Despite predictable grumbling from the more conservative members of the House, such as Freedom Caucus members, Ryan appears safe in his position as speaker, at least for now. Representative David Brat, the man who pulled off one of the great upsets of American political history when he defeated former House Majority Leader Eric Cantor in a Republican primary in Virginia, criticized the budget deal (“We’re breaking our pledge on the budget caps”), but he also had cautious praise for Ryan.
“Not only is he saying the right things, he is lining it up to do the right things.”
Arizona Republican Representative Matt Salmon agreed. “Paul [Ryan] made some pretty sustainable commitments about things we’ll do next year: a major overhaul of our tax system, welfare reform, replacing Obamacare. These are major things. If we do those things and define clearly what we stand for, that’s the best we can hope for.”
“In terms of process, I can tell you I’ve had more meaningful conversations with the speaker and leadership in the last couple of weeks than I think I have in the last couple of years,” added Representative Mark Meadows, a North Carolina Republican.

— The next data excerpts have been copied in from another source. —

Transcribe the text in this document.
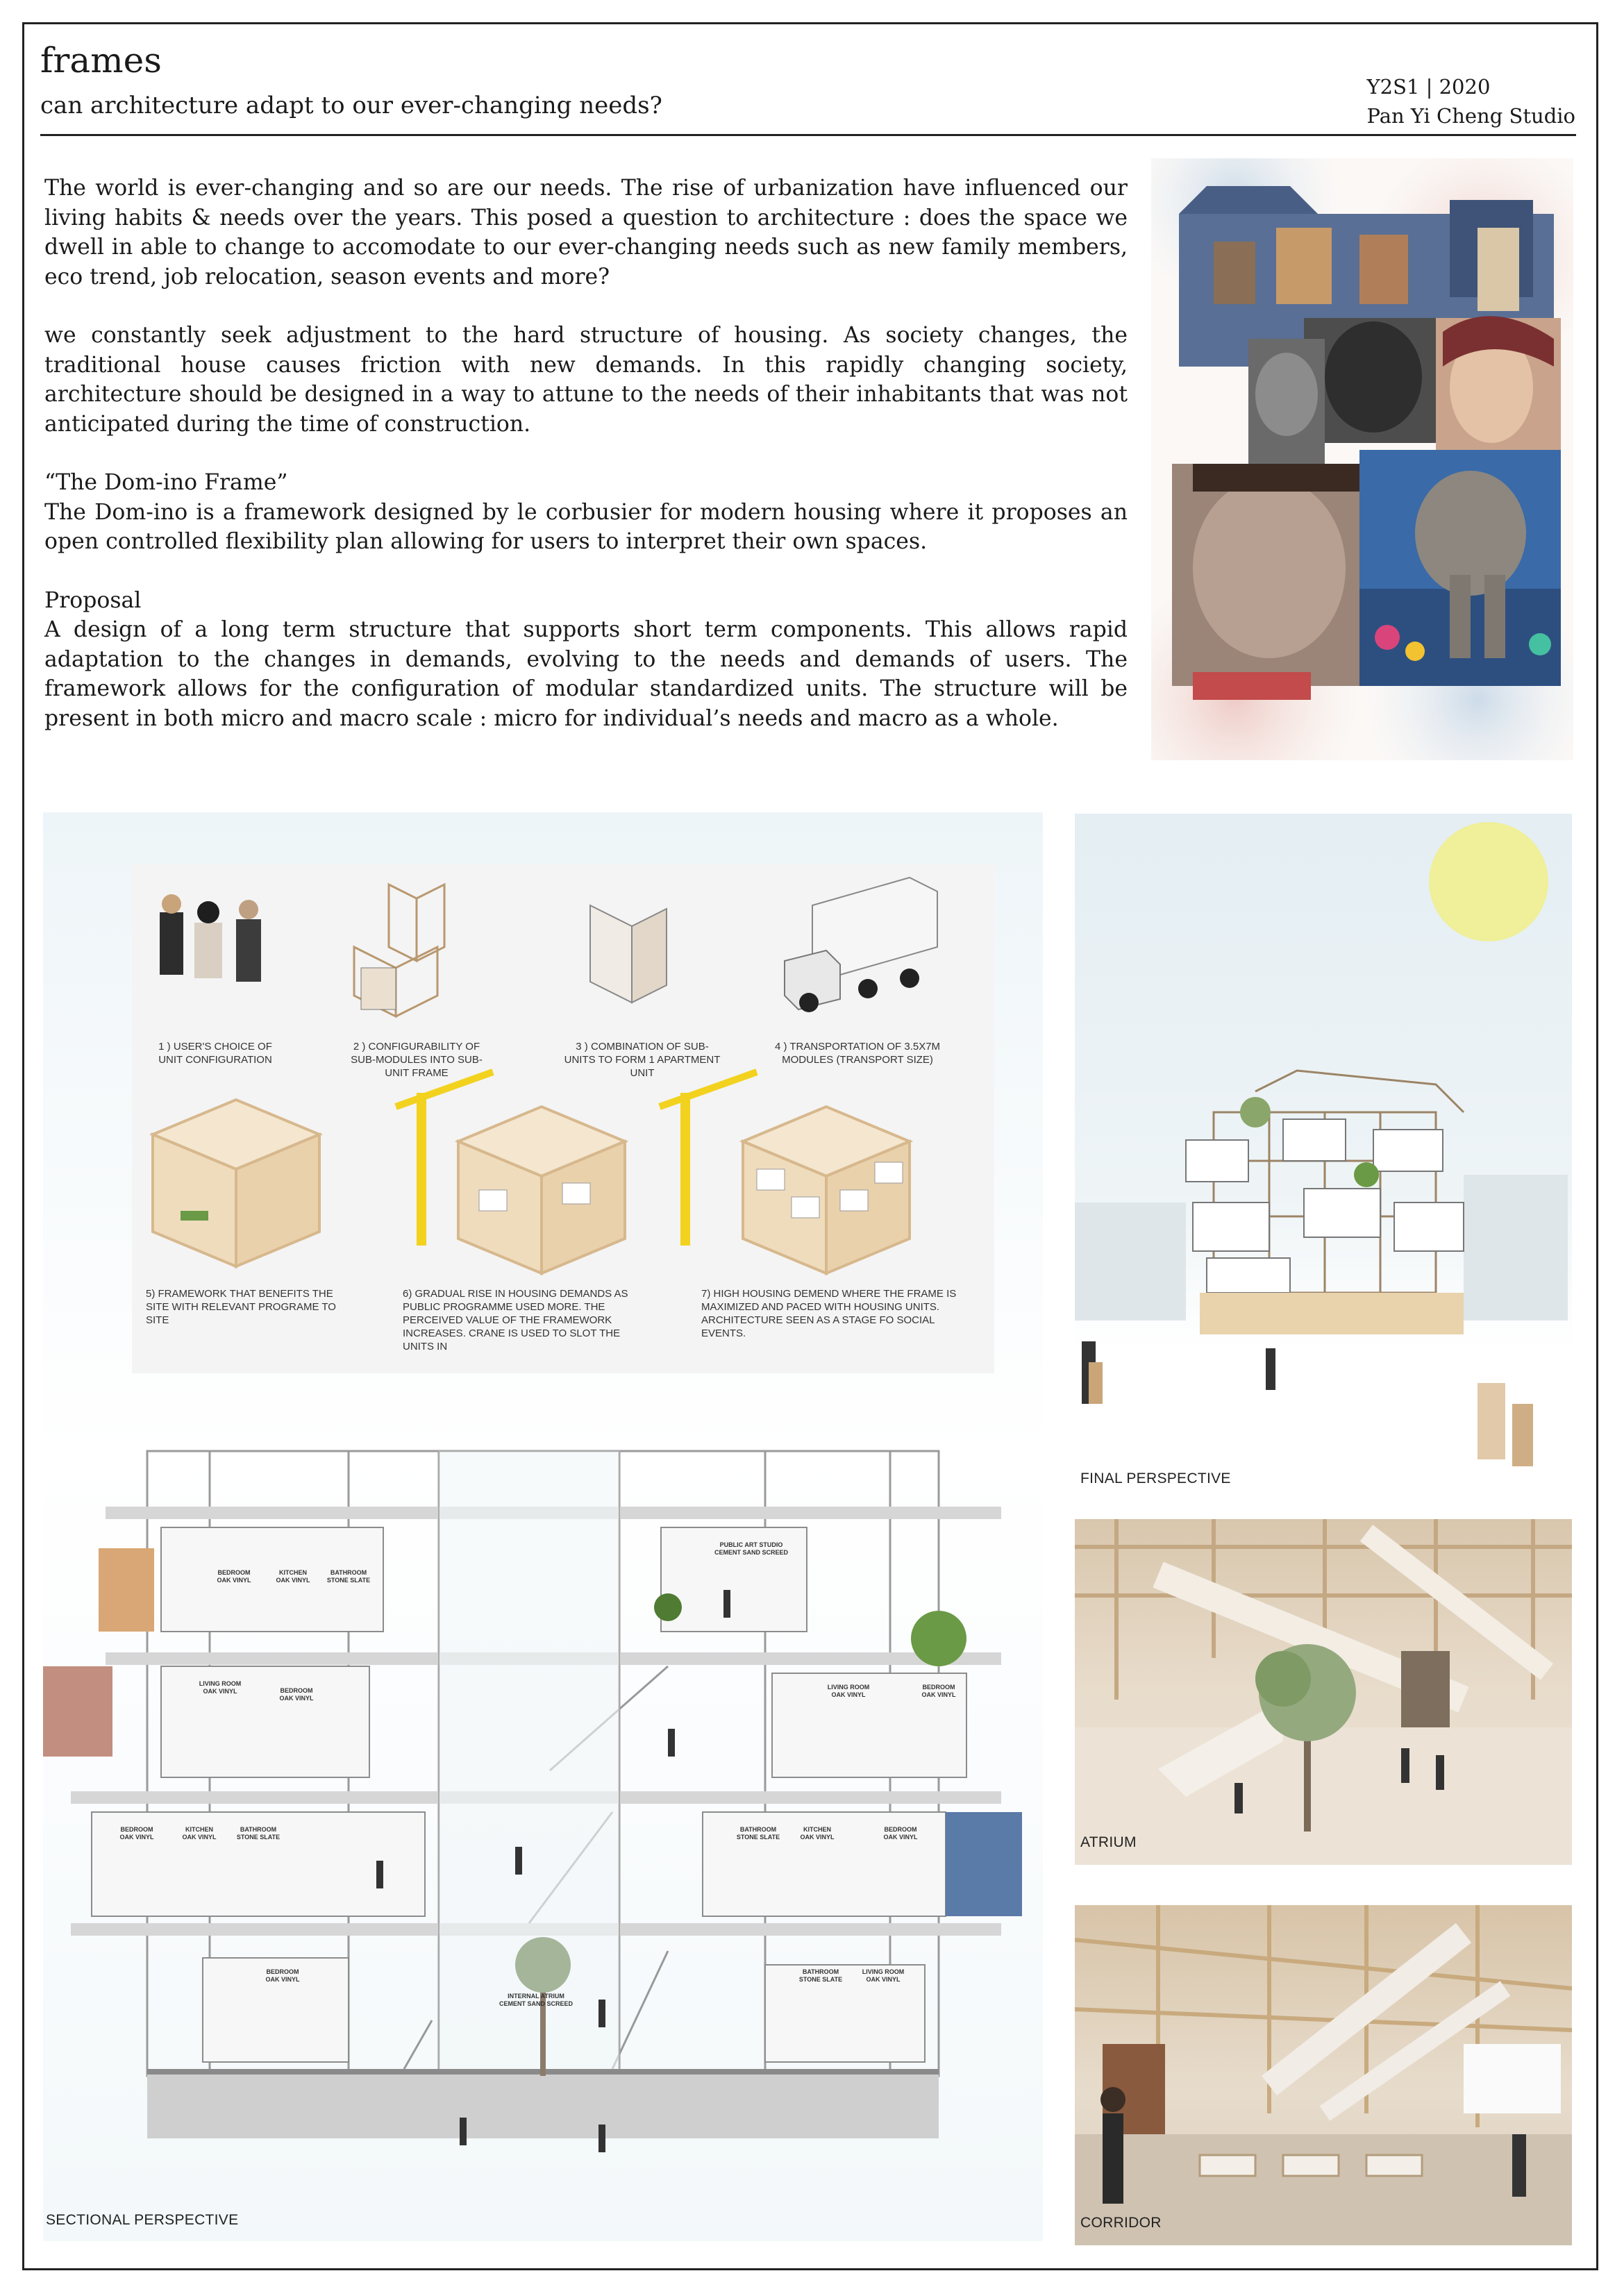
frames
can architecture adapt to our ever-changing needs?
Y2S1 | 2020
Pan Yi Cheng Studio

The world is ever-changing and so are our needs. The rise of urbanization have influenced our living habits & needs over the years. This posed a question to architecture : does the space we dwell in able to change to accomodate to our ever-changing needs such as new family members, eco trend, job relocation, season events and more?

we constantly seek adjustment to the hard structure of housing. As society changes, the traditional house causes friction with new demands. In this rapidly changing society, architecture should be designed in a way to attune to the needs of their inhabitants that was not anticipated during the time of construction.

“The Dom-ino Frame”

The Dom-ino is a framework designed by le corbusier for modern housing where it proposes an open controlled flexibility plan allowing for users to interpret their own spaces.

Proposal

A design of a long term structure that supports short term components. This allows rapid adaptation to the changes in demands, evolving to the needs and demands of users. The framework allows for the configuration of modular standardized units. The structure will be present in both micro and macro scale : micro for individual’s needs and macro as a whole.

1 ) USER'S CHOICE OF UNIT CONFIGURATION
2 ) CONFIGURABILITY OF SUB-MODULES INTO SUB-UNIT FRAME
3 ) COMBINATION OF SUB-UNITS TO FORM 1 APARTMENT UNIT
4 ) TRANSPORTATION OF 3.5X7M MODULES (TRANSPORT SIZE)
5) FRAMEWORK THAT BENEFITS THE SITE WITH RELEVANT PROGRAME TO SITE
6) GRADUAL RISE IN HOUSING DEMANDS AS PUBLIC PROGRAMME USED MORE. THE PERCEIVED VALUE OF THE FRAMEWORK INCREASES. CRANE IS USED TO SLOT THE UNITS IN
7) HIGH HOUSING DEMEND WHERE THE FRAME IS MAXIMIZED AND PACED WITH HOUSING UNITS. ARCHITECTURE SEEN AS A STAGE FO SOCIAL EVENTS.
BEDROOM
OAK VINYL
KITCHEN
OAK VINYL
BATHROOM
STONE SLATE
PUBLIC ART STUDIO
CEMENT SAND SCREED
LIVING ROOM
OAK VINYL	BEDROOM
OAK VINYL
LIVING ROOM
OAK VINYL
BEDROOM
OAK VINYL
BEDROOM
OAK VINYL
KITCHEN
OAK VINYL
BATHROOM
STONE SLATE
BATHROOM
STONE SLATE
KITCHEN
OAK VINYL
BEDROOM
OAK VINYL
BEDROOM
OAK VINYL
INTERNAL ATRIUM
CEMENT SAND SCREED
BATHROOM
STONE SLATE
LIVING ROOM
OAK VINYL
SECTIONAL PERSPECTIVE
FINAL PERSPECTIVE
ATRIUM
CORRIDOR
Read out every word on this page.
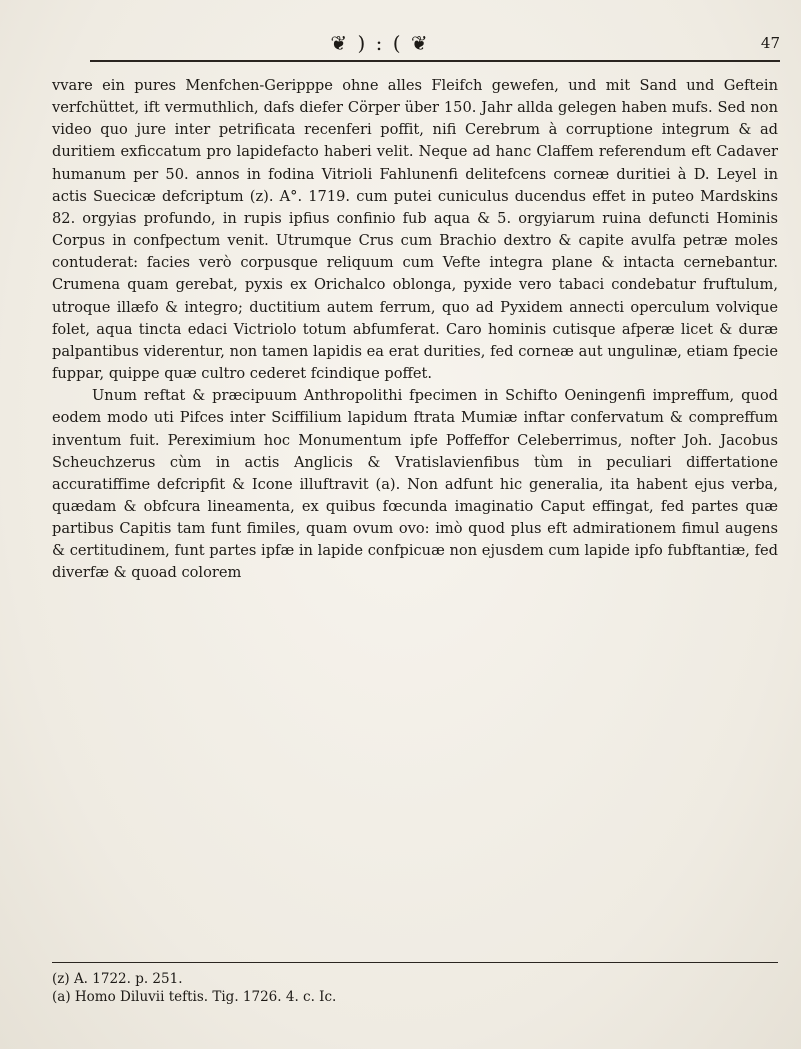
❦ ) : ( ❦	47

vvare ein pures Menfchen-Geripppe ohne alles Fleifch gewefen, und mit Sand und Geftein verfchüttet, ift vermuthlich, dafs diefer Cörper über 150. Jahr allda gelegen haben mufs. Sed non video quo jure inter petrificata recenferi poffit, nifi Cerebrum à corruptione integrum & ad duritiem exficcatum pro lapidefacto haberi velit. Neque ad hanc Claffem referendum eft Cadaver humanum per 50. annos in fodina Vitrioli Fahlunenfi delitefcens corneæ duritiei à D. Leyel in actis Suecicæ defcriptum (z). A°. 1719. cum putei cuniculus ducendus effet in puteo Mardskins 82. orgyias profundo, in rupis ipfius confinio fub aqua & 5. orgyiarum ruina defuncti Hominis Corpus in confpectum venit. Utrumque Crus cum Brachio dextro & capite avulfa petræ moles contuderat: facies verò corpusque reliquum cum Vefte integra plane & intacta cernebantur. Crumena quam gerebat, pyxis ex Orichalco oblonga, pyxide vero tabaci condebatur fruftulum, utroque illæfo & integro; ductitium autem ferrum, quo ad Pyxidem annecti operculum volvique folet, aqua tincta edaci Victriolo totum abfumferat. Caro hominis cutisque afperæ licet & duræ palpantibus viderentur, non tamen lapidis ea erat durities, fed corneæ aut ungulinæ, etiam fpecie fuppar, quippe quæ cultro cederet fcindique poffet.

Unum reftat & præcipuum Anthropolithi fpecimen in Schifto Oeningenfi impreffum, quod eodem modo uti Pifces inter Sciffilium lapidum ftrata Mumiæ inftar confervatum & compreffum inventum fuit. Pereximium hoc Monumentum ipfe Poffeffor Celeberrimus, nofter Joh. Jacobus Scheuchzerus cùm in actis Anglicis & Vratislavienfibus tùm in peculiari differtatione accuratiffime defcripfit & Icone illuftravit (a). Non adfunt hic generalia, ita habent ejus verba, quædam & obfcura lineamenta, ex quibus fœcunda imaginatio Caput effingat, fed partes quæ partibus Capitis tam funt fimiles, quam ovum ovo: imò quod plus eft admirationem fimul augens & certitudinem, funt partes ipfæ in lapide confpicuæ non ejusdem cum lapide ipfo fubftantiæ, fed diverfæ & quoad colorem

(z) A. 1722. p. 251.
(a) Homo Diluvii teftis. Tig. 1726. 4. c. Ic.
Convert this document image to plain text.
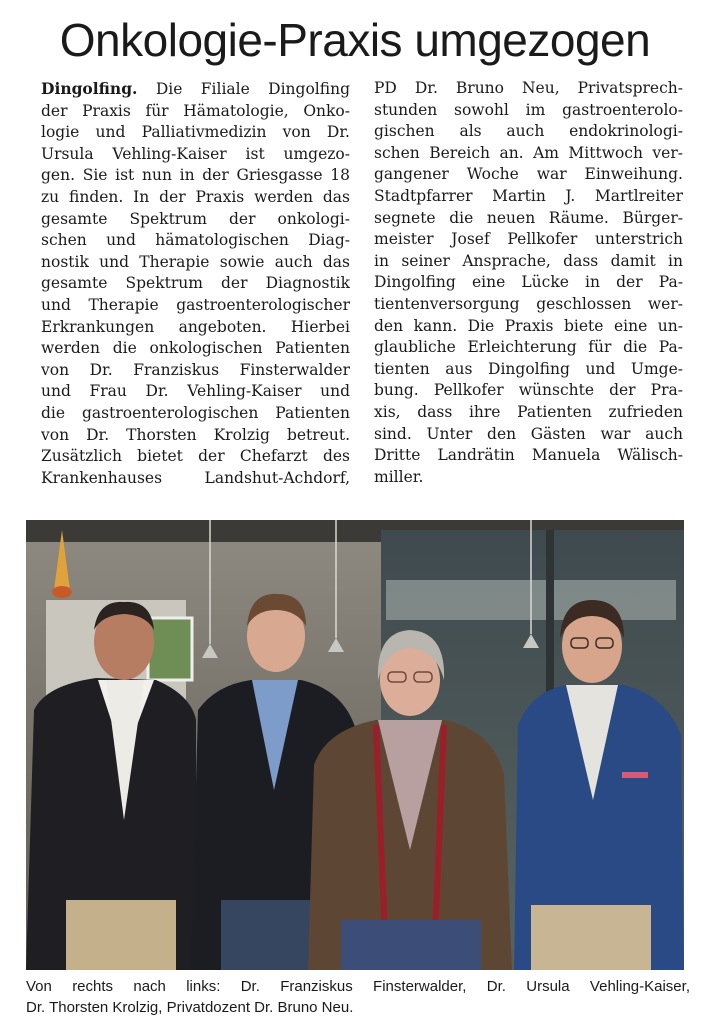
Onkologie-Praxis umgezogen
Dingolfing. Die Filiale Dingolfing
der Praxis für Hämatologie, Onko-
logie und Palliativmedizin von Dr.
Ursula Vehling-Kaiser ist umgezo-
gen. Sie ist nun in der Griesgasse 18
zu finden. In der Praxis werden das
gesamte Spektrum der onkologi-
schen und hämatologischen Diag-
nostik und Therapie sowie auch das
gesamte Spektrum der Diagnostik
und Therapie gastroenterologischer
Erkrankungen angeboten. Hierbei
werden die onkologischen Patienten
von Dr. Franziskus Finsterwalder
und Frau Dr. Vehling-Kaiser und
die gastroenterologischen Patienten
von Dr. Thorsten Krolzig betreut.
Zusätzlich bietet der Chefarzt des
Krankenhauses Landshut-Achdorf,
PD Dr. Bruno Neu, Privatsprech-
stunden sowohl im gastroenterolo-
gischen als auch endokrinologi-
schen Bereich an. Am Mittwoch ver-
gangener Woche war Einweihung.
Stadtpfarrer Martin J. Martlreiter
segnete die neuen Räume. Bürger-
meister Josef Pellkofer unterstrich
in seiner Ansprache, dass damit in
Dingolfing eine Lücke in der Pa-
tientenversorgung geschlossen wer-
den kann. Die Praxis biete eine un-
glaubliche Erleichterung für die Pa-
tienten aus Dingolfing und Umge-
bung. Pellkofer wünschte der Pra-
xis, dass ihre Patienten zufrieden
sind. Unter den Gästen war auch
Dritte Landrätin Manuela Wälisch-
miller.
Von rechts nach links: Dr. Franziskus Finsterwalder, Dr. Ursula Vehling-Kaiser,
Dr. Thorsten Krolzig, Privatdozent Dr. Bruno Neu.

It was Meadows who headed the charge against Boehner that eventually led to his resignation last fall. “I would give it an A-plus in terms of trying to reach out to the rank and file.”
One concrete action taken by Ryan that is encouraging to some Freedom Caucus members is that he has already begun the budget process for 2016. A large part of the problem for the past several years has been the failure of the House to develop a budget early enough to vote on the various parts of that budget separately. This has led to the series of “continuing resolutions” of recent years, which has led to a subtle shift in budget-making power away from Congress to a liberal president such as Obama. Obama can threaten to veto the budget if the Republicans put things in the bill he does not like, and blame the Republicans for “shutting down the government.” With his allies in the mainstream media, the public is led to believe it is all the Republicans’ fault. Many Republicans in Congress quake in fear of being blamed for "shutting down the government."
The next budget vote is slated in the fall of next year, in the middle of the presidential campaign. We can expect to hear suggestions that Republicans in the House should avoid a confrontation with Obama over the budget, so as not to hurt the Republican nominee. “Let’s wait until we have a Republican president to take serious action on the budget” will be the probable plea.
Voters were told that Republicans will take “serious action” if they get control of the House. After they did win the House in the 2010 elections, little was done, because the argument then was that the Democrats still controlled the Senate, and besides, we have a presidential election in 2012. Then, in 2014, the Republicans took the Senate and kept the House, and the Republican base was told, once again, to “wait,” since Obama will just veto any substantive action on important issues. And, of course, he can blame the Republicans.
A year from now, the Paul Ryan “honeymoon” will be over, and we will get to see the extent to which he will honor his “marriage vows” to the Republicans in Congress and to the country.